To your left you look out over the green valley with its golden fields and small oleander nurseries. Sometimes interrupted by an old palm tree.
To your right are the rolling hills full of olive trees, the stucco houses, painted in pastel shades, are exchanged for farmhouses of golden yellow handmade bricks.
And then you see her, Palazzo Puro.
She rises above the tall reeds, as if she may have stood empty for twenty-five years, but has missed nothing of what was happening around her.
The entrance is overgrown, an old no-entry sign on a rusty chain tells that someone once lived here.
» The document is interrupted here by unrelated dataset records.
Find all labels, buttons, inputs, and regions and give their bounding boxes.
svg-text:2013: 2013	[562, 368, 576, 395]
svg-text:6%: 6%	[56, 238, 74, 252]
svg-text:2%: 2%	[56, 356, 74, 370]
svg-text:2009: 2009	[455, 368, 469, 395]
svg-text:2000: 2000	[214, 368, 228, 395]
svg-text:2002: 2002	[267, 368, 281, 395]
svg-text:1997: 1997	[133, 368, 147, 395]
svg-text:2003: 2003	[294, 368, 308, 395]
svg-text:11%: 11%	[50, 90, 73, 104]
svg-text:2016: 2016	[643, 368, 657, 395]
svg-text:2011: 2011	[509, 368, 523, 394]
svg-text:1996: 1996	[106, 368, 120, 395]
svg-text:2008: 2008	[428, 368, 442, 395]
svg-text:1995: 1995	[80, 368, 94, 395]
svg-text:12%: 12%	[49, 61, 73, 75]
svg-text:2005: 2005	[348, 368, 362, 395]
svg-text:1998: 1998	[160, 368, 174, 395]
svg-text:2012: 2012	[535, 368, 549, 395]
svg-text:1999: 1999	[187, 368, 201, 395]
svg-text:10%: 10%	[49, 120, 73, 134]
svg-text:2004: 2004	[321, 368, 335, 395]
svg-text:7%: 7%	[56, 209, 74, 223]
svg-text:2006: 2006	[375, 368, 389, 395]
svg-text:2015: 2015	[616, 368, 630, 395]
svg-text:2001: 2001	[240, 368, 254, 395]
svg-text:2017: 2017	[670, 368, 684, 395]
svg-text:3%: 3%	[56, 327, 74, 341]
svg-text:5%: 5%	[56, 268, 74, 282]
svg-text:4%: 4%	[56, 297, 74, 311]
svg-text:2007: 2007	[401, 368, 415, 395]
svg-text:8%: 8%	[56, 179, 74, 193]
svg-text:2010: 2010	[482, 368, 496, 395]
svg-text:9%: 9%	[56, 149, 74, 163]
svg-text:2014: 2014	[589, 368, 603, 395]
A neglected palm tree hangs its leaves mournfully. Oleanders are in bloom, spreading a sweet scent.
Through the bushes you can see the sea in the distance and you know how the summer vibe is within reach there under the colored beach umbrellas, while the silence here is only disturbed by the chirping of the crickets and the sound of the sea breeze in the trees.
You are in Italy on the Adriatic coast, in the Le Marche region. Not as well known as its famous sister, Tuscany, but just as beautiful.
The ancient village of Massignano to which Palazzo Puro belongs, lies in its back, slightly higher on the hill.
The coastal town you look out on from the garden is Cupra Marittima where the summers are long, the people friendly and the wine sparkling.